Ou je serai comtesse, madame, ou je perdrai la tête.
FordLa Fille à marier.


Depuis départ du marquis d’Eltringham et de sa sœur, Caroline Harris avait perdu l’espoir de voir jamais une couronne sur les panneaux de sa voiture, et, comme dernière ressource, elle avait résolu d’essayer le pouvoir de ses charmes sur le capitaine Jarvis qui venait d’honorer Bath de sa présence.

Elle lui aurait bien préféré, il est vrai, le gentilhomme campagnard que son père lui avait proposé, mais il était trop tard ; le bon gentilhomme avait été blessé au dernier point de la manière hautaine dont elle avait rejeté ses vœux ; et quoiqu’il eût été grand amateur de sa fortune, ce n’était point un homme qu’elle pût renvoyer ou rappeler au gré de son caprice.

Lady Jarvis avait puissamment contribué à faire naître la soudaine résolution de Caroline, en donnant à entendre qu’elle comptait employer une partie de sa fortune à acheter un titre pour son fils, car miss Harris eût volontiers sacrifié la moitié de la sienne pour être appelée mylady.
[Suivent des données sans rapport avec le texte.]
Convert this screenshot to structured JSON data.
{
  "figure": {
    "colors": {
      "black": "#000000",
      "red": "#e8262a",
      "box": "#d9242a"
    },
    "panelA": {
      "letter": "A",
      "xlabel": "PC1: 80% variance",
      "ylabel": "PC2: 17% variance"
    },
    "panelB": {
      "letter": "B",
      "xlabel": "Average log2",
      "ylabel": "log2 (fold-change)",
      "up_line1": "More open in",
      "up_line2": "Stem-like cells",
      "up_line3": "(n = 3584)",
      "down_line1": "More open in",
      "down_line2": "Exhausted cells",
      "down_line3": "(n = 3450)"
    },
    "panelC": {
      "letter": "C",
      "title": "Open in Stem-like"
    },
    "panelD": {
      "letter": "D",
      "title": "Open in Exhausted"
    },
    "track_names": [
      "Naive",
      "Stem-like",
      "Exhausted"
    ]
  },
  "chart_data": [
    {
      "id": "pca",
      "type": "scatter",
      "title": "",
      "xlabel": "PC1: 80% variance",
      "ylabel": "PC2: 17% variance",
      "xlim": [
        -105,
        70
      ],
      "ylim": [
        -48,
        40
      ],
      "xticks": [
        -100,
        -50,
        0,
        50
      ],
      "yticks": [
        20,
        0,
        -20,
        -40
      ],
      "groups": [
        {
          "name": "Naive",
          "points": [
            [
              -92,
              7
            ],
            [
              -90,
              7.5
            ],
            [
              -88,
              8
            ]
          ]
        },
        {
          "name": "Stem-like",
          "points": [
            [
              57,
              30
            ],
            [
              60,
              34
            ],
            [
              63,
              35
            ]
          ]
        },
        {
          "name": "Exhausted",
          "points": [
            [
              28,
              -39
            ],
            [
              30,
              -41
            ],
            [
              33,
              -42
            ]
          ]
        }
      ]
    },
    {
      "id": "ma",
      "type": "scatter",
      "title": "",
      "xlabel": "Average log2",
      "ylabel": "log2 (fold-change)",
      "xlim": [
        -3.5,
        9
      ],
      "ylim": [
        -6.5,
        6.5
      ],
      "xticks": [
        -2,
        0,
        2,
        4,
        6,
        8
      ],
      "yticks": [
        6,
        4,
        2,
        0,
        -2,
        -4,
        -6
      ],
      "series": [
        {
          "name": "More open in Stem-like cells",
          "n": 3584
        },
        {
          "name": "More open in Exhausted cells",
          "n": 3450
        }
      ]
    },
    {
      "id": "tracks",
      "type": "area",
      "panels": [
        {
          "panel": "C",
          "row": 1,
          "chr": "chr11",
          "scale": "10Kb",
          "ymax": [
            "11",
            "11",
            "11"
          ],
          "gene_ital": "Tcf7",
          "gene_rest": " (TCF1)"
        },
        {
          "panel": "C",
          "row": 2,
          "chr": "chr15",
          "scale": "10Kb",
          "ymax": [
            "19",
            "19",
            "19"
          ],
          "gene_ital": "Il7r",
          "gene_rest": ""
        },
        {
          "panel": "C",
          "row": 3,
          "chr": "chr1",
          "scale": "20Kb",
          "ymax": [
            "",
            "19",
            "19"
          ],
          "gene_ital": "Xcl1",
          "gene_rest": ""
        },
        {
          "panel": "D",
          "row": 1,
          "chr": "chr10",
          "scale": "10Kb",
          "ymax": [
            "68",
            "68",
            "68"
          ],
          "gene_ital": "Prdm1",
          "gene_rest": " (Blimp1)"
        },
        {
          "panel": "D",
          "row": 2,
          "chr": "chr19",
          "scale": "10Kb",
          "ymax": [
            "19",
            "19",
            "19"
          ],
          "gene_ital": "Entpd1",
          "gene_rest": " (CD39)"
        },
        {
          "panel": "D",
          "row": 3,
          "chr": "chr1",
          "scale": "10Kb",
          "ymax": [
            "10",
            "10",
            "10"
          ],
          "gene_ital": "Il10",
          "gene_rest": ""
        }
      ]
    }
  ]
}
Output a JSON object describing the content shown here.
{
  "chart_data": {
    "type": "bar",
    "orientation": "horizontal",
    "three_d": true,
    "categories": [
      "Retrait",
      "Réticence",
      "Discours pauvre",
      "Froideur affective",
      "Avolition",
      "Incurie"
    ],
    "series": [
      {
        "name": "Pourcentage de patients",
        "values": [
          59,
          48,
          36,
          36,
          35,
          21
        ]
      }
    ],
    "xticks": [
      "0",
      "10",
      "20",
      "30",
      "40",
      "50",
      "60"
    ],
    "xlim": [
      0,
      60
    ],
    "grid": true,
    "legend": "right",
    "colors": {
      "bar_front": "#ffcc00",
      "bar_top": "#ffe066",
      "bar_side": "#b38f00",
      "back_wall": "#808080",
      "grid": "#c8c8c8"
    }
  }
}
Elle ne s’abusait pas au point de ne pas voir que Jarvis ferait un triste lord ; mais elle, avec quelle dignité ne soutiendrait-elle pas le rang auquel elle aspirait ! Le vieux Jarvis n’était qu’un marchand, il est vrai, mais il était immensément riche, et ce ne serait pas la première fois que quelques mille livres, employées à propos, auraient fait un baron du fils d’un marchand. Elle résolut donc de profiter de la première occasion pour sonder les intentions du capitaine, et de l’aider de tout son pouvoir à s’élever au-dessus de la roture, s’il lui paraissait disposé à lui faire partager la gloire qu’elle aurait contribué à lui procurer. Jarvis vint l’engager un matin à faire une petite excursion avec lui dans le tilbury de son beau-frère, et elle accepta avec empressement, dans l’espoir de mettre à profit pour ses projets les moments qu’ils allaient passer ensemble.